As the twentieth century progressed, cultured and artificial pearls were able to out-compete natural pearls in terms of price and availability. By 1936, a century of rampant overfishing of oyster beds had depleted natural stocks to the point where recovery was unlikely. Finding fifteen to twenty small pearls required the harvesting of a ton of oyster shells. To cap it off, an unknown disease then spread rapidly through the remaining oysters, virtually wiping them out. By the time the American writer John Steinbeck arrived in Baja in 1941, the glory days of Mexican pearling were over. While in La Paz, Steinbeck came across a legendary (and cautionary) local tale about the greed associated with finding a massive pearl. The story became the catalyst for his novella “The Pearl“, published in 1947, in which Kino, an impoverished pearl diver, finds a huge pearl, “The Pearl of the World” which promises to transform his life. It does, but not in the way one might expect. Kino becomes a brutal sociopath; the story becomes a dark tale of the costs of defying traditional customs.

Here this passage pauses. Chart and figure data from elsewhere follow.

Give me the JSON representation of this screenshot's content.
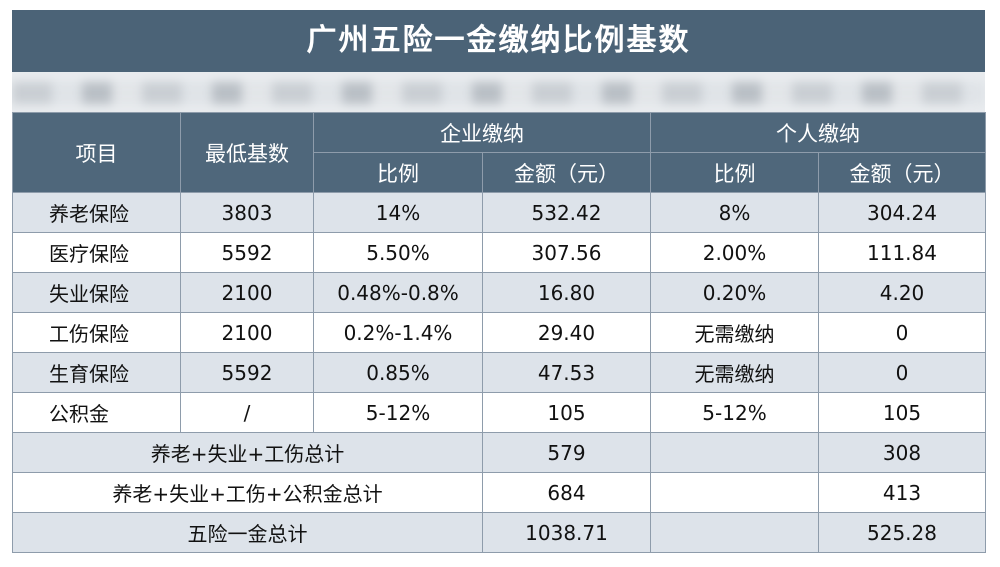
{
  "title": "广州五险一金缴纳比例基数",
  "table": {
    "headers": [
      "项目",
      "最低基数",
      "企业缴纳",
      "个人缴纳"
    ],
    "subheaders": [
      "比例",
      "金额（元）",
      "比例",
      "金额（元）"
    ],
    "rows": [
      [
        "养老保险",
        "3803",
        "14%",
        "532.42",
        "8%",
        "304.24"
      ],
      [
        "医疗保险",
        "5592",
        "5.50%",
        "307.56",
        "2.00%",
        "111.84"
      ],
      [
        "失业保险",
        "2100",
        "0.48%-0.8%",
        "16.80",
        "0.20%",
        "4.20"
      ],
      [
        "工伤保险",
        "2100",
        "0.2%-1.4%",
        "29.40",
        "无需缴纳",
        "0"
      ],
      [
        "生育保险",
        "5592",
        "0.85%",
        "47.53",
        "无需缴纳",
        "0"
      ],
      [
        "公积金",
        "/",
        "5-12%",
        "105",
        "5-12%",
        "105"
      ]
    ],
    "totals": [
      [
        "养老+失业+工伤总计",
        "579",
        "308"
      ],
      [
        "养老+失业+工伤+公积金总计",
        "684",
        "413"
      ],
      [
        "五险一金总计",
        "1038.71",
        "525.28"
      ]
    ]
  }
}
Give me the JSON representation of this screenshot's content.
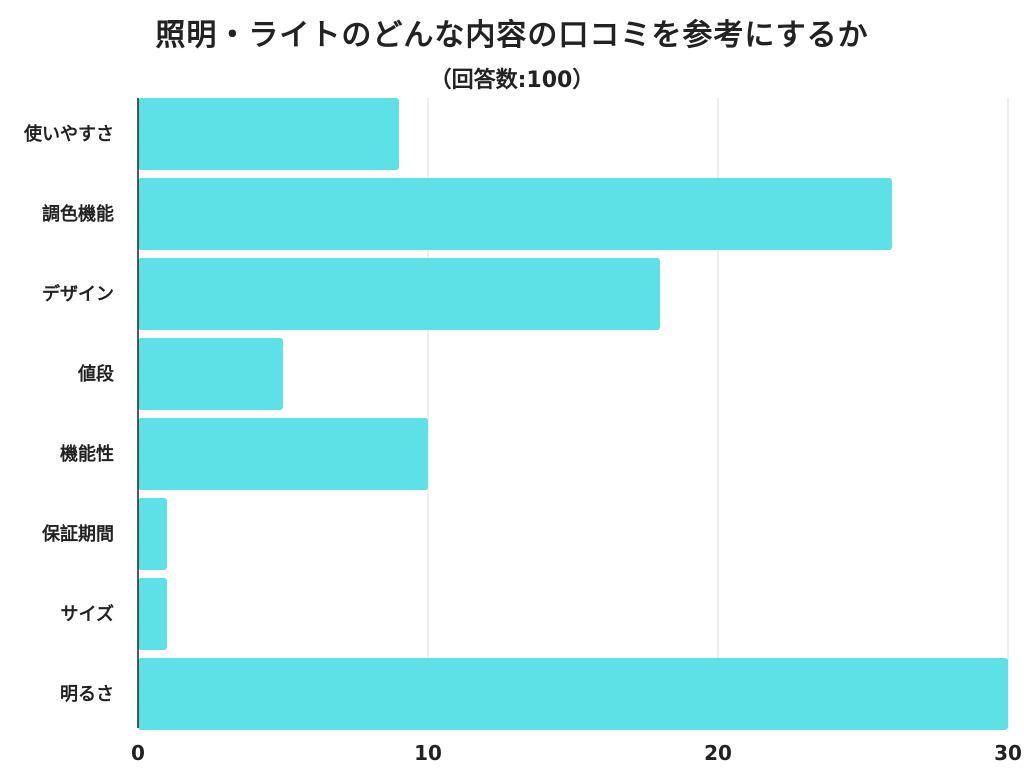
{
  "chart_data": {
    "type": "bar",
    "orientation": "horizontal",
    "title": "照明・ライトのどんな内容の口コミを参考にするか",
    "subtitle": "（回答数:100）",
    "categories": [
      "使いやすさ",
      "調色機能",
      "デザイン",
      "値段",
      "機能性",
      "保証期間",
      "サイズ",
      "明るさ"
    ],
    "values": [
      9,
      26,
      18,
      5,
      10,
      1,
      1,
      30
    ],
    "xlim": [
      0,
      30
    ],
    "xticks": [
      0,
      10,
      20,
      30
    ],
    "xlabel": "",
    "ylabel": "",
    "grid": true,
    "bar_color": "#5de1e6",
    "grid_color": "#dddddd",
    "axis_color": "#222222"
  }
}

Today, very few natural pearls are harvested in the Sea of Cortés, but several Baja California firms cultivate pearls, helping to extend a centuries-old industry into the twenty-first century. It is especially appropriate, therefore, that the city of La Paz, once the center of the world’s pearling industry, is still known, even today, as the “Pearl of the Sea of Cortés”.
Sources / Further reading:
- Anon. Important Pearl Fisheries on the Coast of California. The New York Times, June 14, 1903.
- Hardy, R. W. H. 1829 Travels in the Interior of Mexico in 1825, 1826, 1827 and 1828. London: Henry Colburn & Richard Bentley. Reprinted in 1977, Texas: Rio Grande Classics.
- Kunz, G. F., and Stevenson, C. H. The Book of the Pearl: Its History, Art, Science and Industry. Dover. 2001.
- Mayo, C. M. Miraculous Air: Journey of a Thousand Miles through Baja California, the Other Mexico. Milkweed Editions. 2007.